29
Sep/11

THIRTYNOTHING

29
Sep/11

Dan Fishback looks back at his childhood and the AIDS epidemic in multidisciplinary THIRTYNOTHING at Dixon Place

Dixon Place
161A Chrystie Pl. between Rivington & Delancey Sts.
Fridays & Saturdays, September 30 – October 22, $15-$20, 7:30 or 9:30
212-219-0736
www.dixonplace.org

A few years ago, we caught Dan Fishback’s outrageously funny You Will Experience Silence at Dixon Place, one of the truly great works about Chanukah. Fishback, who has also presented such shows as The Material World, Absentia Dementia, Waiting for Barbara, and Please Let Me Love You, which take on politics, celebrity, religion, gay culture, and other themes, is staging the solo performance project thirtynothing at Dixon Place on Fridays & Saturdays through October 22. Directed by Stephen Brackett, thirtynothing pulls together stories from Fishback’s childhood along with tales from the beginning of the AIDS epidemic, weaving in work by such seminal artists as Mark Morrisroe and David Wojnarowicz.

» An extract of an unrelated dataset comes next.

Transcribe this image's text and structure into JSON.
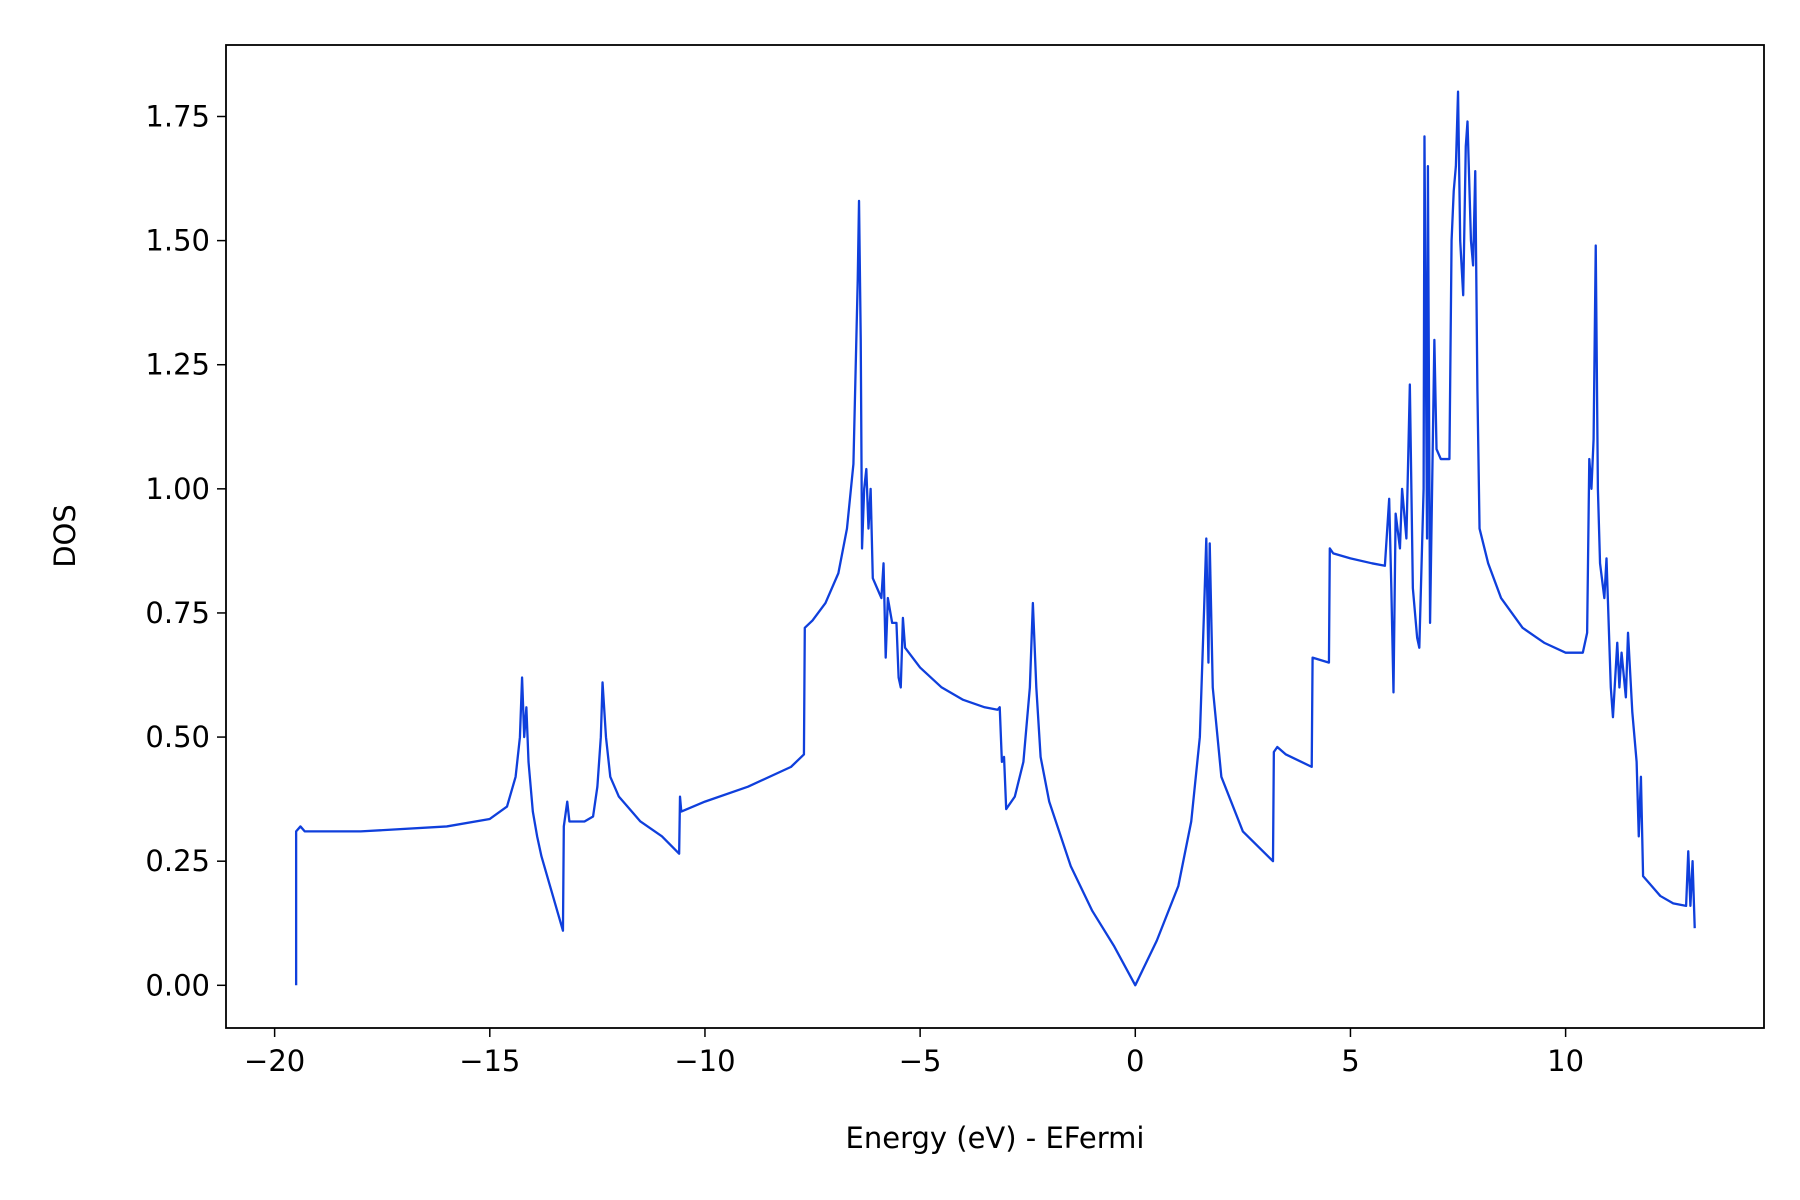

In conjunction with thirtynothing, Dixon Place will be holding special Sunday conversations ($5 suggested donation, 5:00) on the cultural legacy of AIDS, beginning October 2 with “The Queer Generation Gap” (with Ira Sachs, Jack “Mother Flawless Sabrina” Doroshow, and Carlos Motta) and continuing October 9 with “The Gentrification Age” (with Sarah Schulman), October 16 with “The Films of Mark Morrisroe” (including screenings of Hello from Bertha, The Laziest Girl in Town, and Nymph-O-Maniac), and October 23 with “THIRTYEVERYTHING.” The talks will take place in the lounge, where Fishback has installed a site-specific piece honoring artists who died of AIDS in the 1980s and ’90s. “There is no ritualized means for my generation to mourn our predecessors who were lost to AIDS,” Fishback explains in an online program note. “As a Jew, trained from birth to mourn the obliteration of my ancestors, I feel the impulse to gather my community together, to speak of the dead, to celebrate the triumphs of the past and integrate that history into a sense of who I am. That is the impulse behind this project.”